Jac: I was not associated with the film although I did meet with
Oliver at one point. He was curious about the Doors' relationship
to the record company which was always cordial even when Abe
Somer, their attorney, convinced them to go on strike for higher
royalties. I just let them strike. It stopped one day when the
boys said, "Jac is waiting for us to make a move, let's
go over and have a chat." And I said, "You can go back
in the studio tomorrow, I'll make a deal with Abe." I just
don't like the way this thing was done. I'm always available
to talk and I hammered out a deal with the boys which was later
ratified by the lawyer. But I don't think he particularly liked
that. John, in his book, makes reference to a time when Abe got
me on the phone and was trying to puncture the image of Elektra
as being an artist-caring company. The thing that was right about
the movie was all the live performances. They were dead on. I
sat in the screening theater with some trepidation because I
knew that I was being portrayed in the movie by the guy who played
the Lieutenant in Platoon. Not a character with a lot of courage
in that movie.

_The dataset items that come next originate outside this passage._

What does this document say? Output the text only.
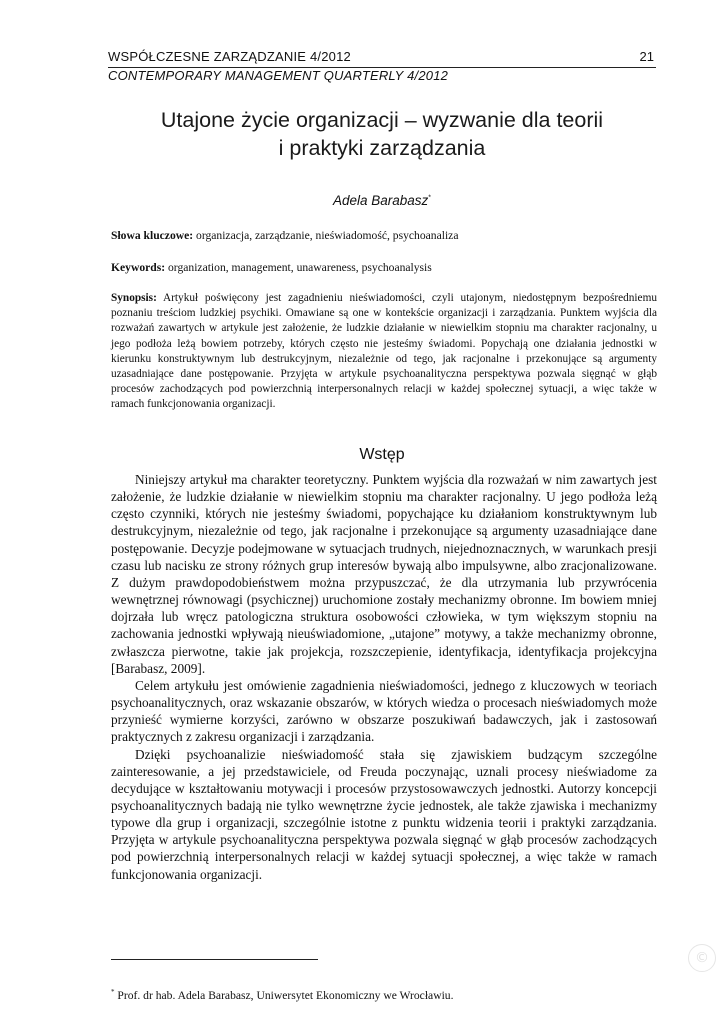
WSPÓŁCZESNE ZARZĄDZANIE 4/2012	21
CONTEMPORARY MANAGEMENT QUARTERLY 4/2012
Utajone życie organizacji – wyzwanie dla teorii
i praktyki zarządzania
Adela Barabasz*
Słowa kluczowe: organizacja, zarządzanie, nieświadomość, psychoanaliza
Keywords: organization, management, unawareness, psychoanalysis
Synopsis: Artykuł poświęcony jest zagadnieniu nieświadomości, czyli utajonym, niedostępnym bezpośredniemu poznaniu treściom ludzkiej psychiki. Omawiane są one w kontekście organizacji i zarządzania. Punktem wyjścia dla rozważań zawartych w artykule jest założenie, że ludzkie działanie w niewielkim stopniu ma charakter racjonalny, u jego podłoża leżą bowiem potrzeby, których często nie jesteśmy świadomi. Popychają one działania jednostki w kierunku konstruktywnym lub destrukcyjnym, niezależnie od tego, jak racjonalne i przekonujące są argumenty uzasadniające dane postępowanie. Przyjęta w artykule psychoanalityczna perspektywa pozwala sięgnąć w głąb procesów zachodzących pod powierzchnią interpersonalnych relacji w każdej społecznej sytuacji, a więc także w ramach funkcjonowania organizacji.
Wstęp

Niniejszy artykuł ma charakter teoretyczny. Punktem wyjścia dla rozważań w nim zawartych jest założenie, że ludzkie działanie w niewielkim stopniu ma charakter racjonalny. U jego podłoża leżą często czynniki, których nie jesteśmy świadomi, popychające ku działaniom konstruktywnym lub destrukcyjnym, niezależnie od tego, jak racjonalne i przekonujące są argumenty uzasadniające dane postępowanie. Decyzje podejmowane w sytuacjach trudnych, niejednoznacznych, w warunkach presji czasu lub nacisku ze strony różnych grup interesów bywają albo impulsywne, albo zracjonalizowane. Z dużym prawdopodobieństwem można przypuszczać, że dla utrzymania lub przywrócenia wewnętrznej równowagi (psychicznej) uruchomione zostały mechanizmy obronne. Im bowiem mniej dojrzała lub wręcz patologiczna struktura osobowości człowieka, w tym większym stopniu na zachowania jednostki wpływają nieuświadomione, „utajone” motywy, a także mechanizmy obronne, zwłaszcza pierwotne, takie jak projekcja, rozszczepienie, identyfikacja, identyfikacja projekcyjna [Barabasz, 2009].

Celem artykułu jest omówienie zagadnienia nieświadomości, jednego z kluczowych w teoriach psychoanalitycznych, oraz wskazanie obszarów, w których wiedza o procesach nieświadomych może przynieść wymierne korzyści, zarówno w obszarze poszukiwań badawczych, jak i zastosowań praktycznych z zakresu organizacji i zarządzania.

Dzięki psychoanalizie nieświadomość stała się zjawiskiem budzącym szczególne zainteresowanie, a jej przedstawiciele, od Freuda poczynając, uznali procesy nieświadome za decydujące w kształtowaniu motywacji i procesów przystosowawczych jednostki. Autorzy koncepcji psychoanalitycznych badają nie tylko wewnętrzne życie jednostek, ale także zjawiska i mechanizmy typowe dla grup i organizacji, szczególnie istotne z punktu widzenia teorii i praktyki zarządzania. Przyjęta w artykule psychoanalityczna perspektywa pozwala sięgnąć w głąb procesów zachodzących pod powierzchnią interpersonalnych relacji w każdej sytuacji społecznej, a więc także w ramach funkcjonowania organizacji.

* Prof. dr hab. Adela Barabasz, Uniwersytet Ekonomiczny we Wrocławiu.
©
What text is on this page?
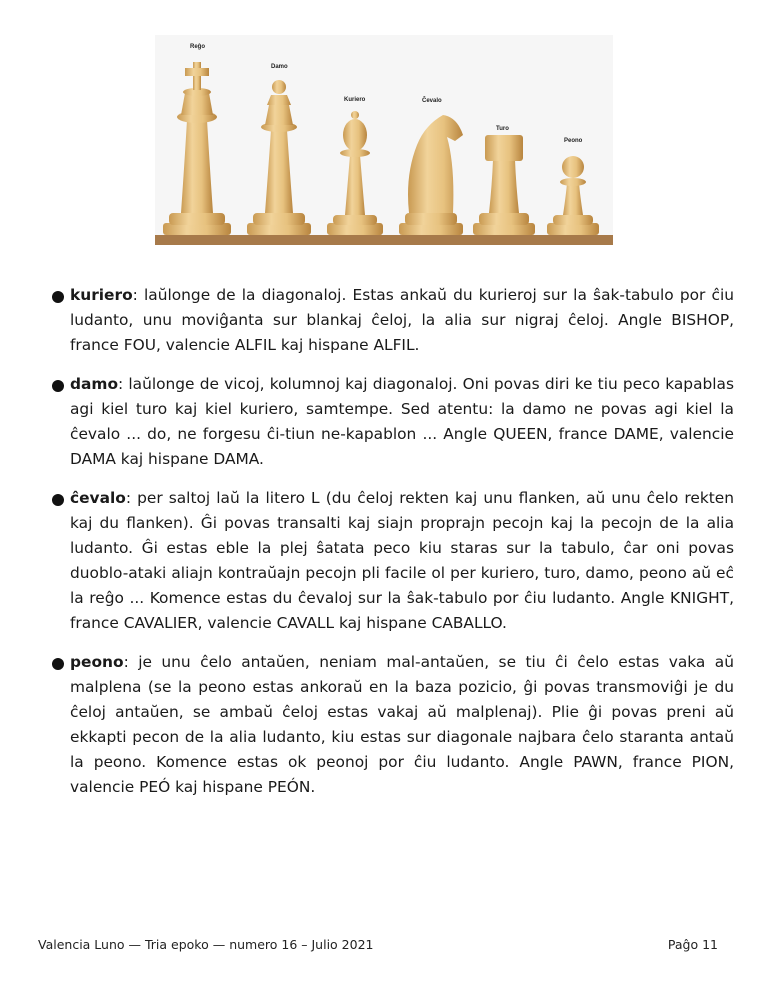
Reĝo
Damo
Kuriero	Ĉevalo
Turo
Peono

kuriero: laŭlonge de la diagonaloj. Estas ankaŭ du kurieroj sur la ŝak-tabulo por ĉiu ludanto, unu moviĝanta sur blankaj ĉeloj, la alia sur nigraj ĉeloj. Angle BISHOP, france FOU, valencie ALFIL kaj hispane ALFIL.

damo: laŭlonge de vicoj, kolumnoj kaj diagonaloj. Oni povas diri ke tiu peco kapablas agi kiel turo kaj kiel kuriero, samtempe. Sed atentu: la damo ne povas agi kiel la ĉevalo ... do, ne forgesu ĉi-tiun ne-kapablon ... Angle QUEEN, france DAME, valencie DAMA kaj hispane DAMA.

ĉevalo: per saltoj laŭ la litero L (du ĉeloj rekten kaj unu flanken, aŭ unu ĉelo rekten kaj du flanken). Ĝi povas transalti kaj siajn proprajn pecojn kaj la pecojn de la alia ludanto. Ĝi estas eble la plej ŝatata peco kiu staras sur la tabulo, ĉar oni povas duoblo-ataki aliajn kontraŭajn pecojn pli facile ol per kuriero, turo, damo, peono aŭ eĉ la reĝo ... Komence estas du ĉevaloj sur la ŝak-tabulo por ĉiu ludanto. Angle KNIGHT, france CAVALIER, valencie CAVALL kaj hispane CABALLO.

peono: je unu ĉelo antaŭen, neniam mal-antaŭen, se tiu ĉi ĉelo estas vaka aŭ malplena (se la peono estas ankoraŭ en la baza pozicio, ĝi povas transmoviĝi je du ĉeloj antaŭen, se ambaŭ ĉeloj estas vakaj aŭ malplenaj). Plie ĝi povas preni aŭ ekkapti pecon de la alia ludanto, kiu estas sur diagonale najbara ĉelo staranta antaŭ la peono. Komence estas ok peonoj por ĉiu ludanto. Angle PAWN, france PION, valencie PEÓ kaj hispane PEÓN.

Valencia Luno — Tria epoko — numero 16 – Julio 2021	Paĝo 11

I had met with him and we spent a few hours together.
He looked through some Elektra scrapbooks of the period, none
of which I think helped him because he only had one line to say
which is a line I never would have uttered. . ."Well guys,
if you can do on a record what I saw on that stage we'll make
a lot of money." It's a brutish thing to say and not something
that would have emanated from my mouth. Putting that aside I
have attained a certain immortality as a result of it. They were
not originally going to use my name because they couldn't find
the release that I had signed. I was friends with the people
at Carolco and I sent it to the president of Carolco and he lost
it on his desk. So they were going to use some Jewish-sounding
name because their belief was that everybody in the record business
was Jewish. There's some truth to that. Rothchild said, "But
everybody knows, if you use another name you're in trouble...."
so I signed another release. But I thought the live sequences,
especially at The Whisky were magical. They were chilling. And
I thought Val [Kilmer] was terrific. I don't think you can tell
the story of this band. There are just too many things, and they
lived very "densely" so a two-hour movie isn't going
to do it. But what you can do and what I think the movie successfully
did, besides communicating Stone's vision of whatever he thought
the Doors' thing was about, is communicate the experience of
The Doors. That's very tough to recreate.
DCM: What have you wished you could say about The Doors but have
never had the opportunity to say in print?
Jac: The success of The Doors gave Elektra a very special kind
of visibility from which we were able to get other artists as
a result. It was one of the luckiest times of my life. I rode
the tiger. I spent as much energy hanging on as I did enjoying
it. I wish I had enjoyed it more. It was tough. The music of
The Doors affected certain people in a very special way. It demonstrated
that you could boogie and think at the same time; it's very,
very true. There's never been a band quite like them or a band
that will last as long into the future as I think The Doors will.
I think people will always find something of relevance in The
Doors. People who function behind the scenes as I do don't often
get an opportunity to know that they've contributed something
to making it happen. I don't know that it would have happened
without Elektra. I'm not sure that it would have. I think we
were the right label at the right time. We gave each other the
mutual kick over the goal line. They couldn't have done it without
us I don't think, and we couldn't have done it without The Doors.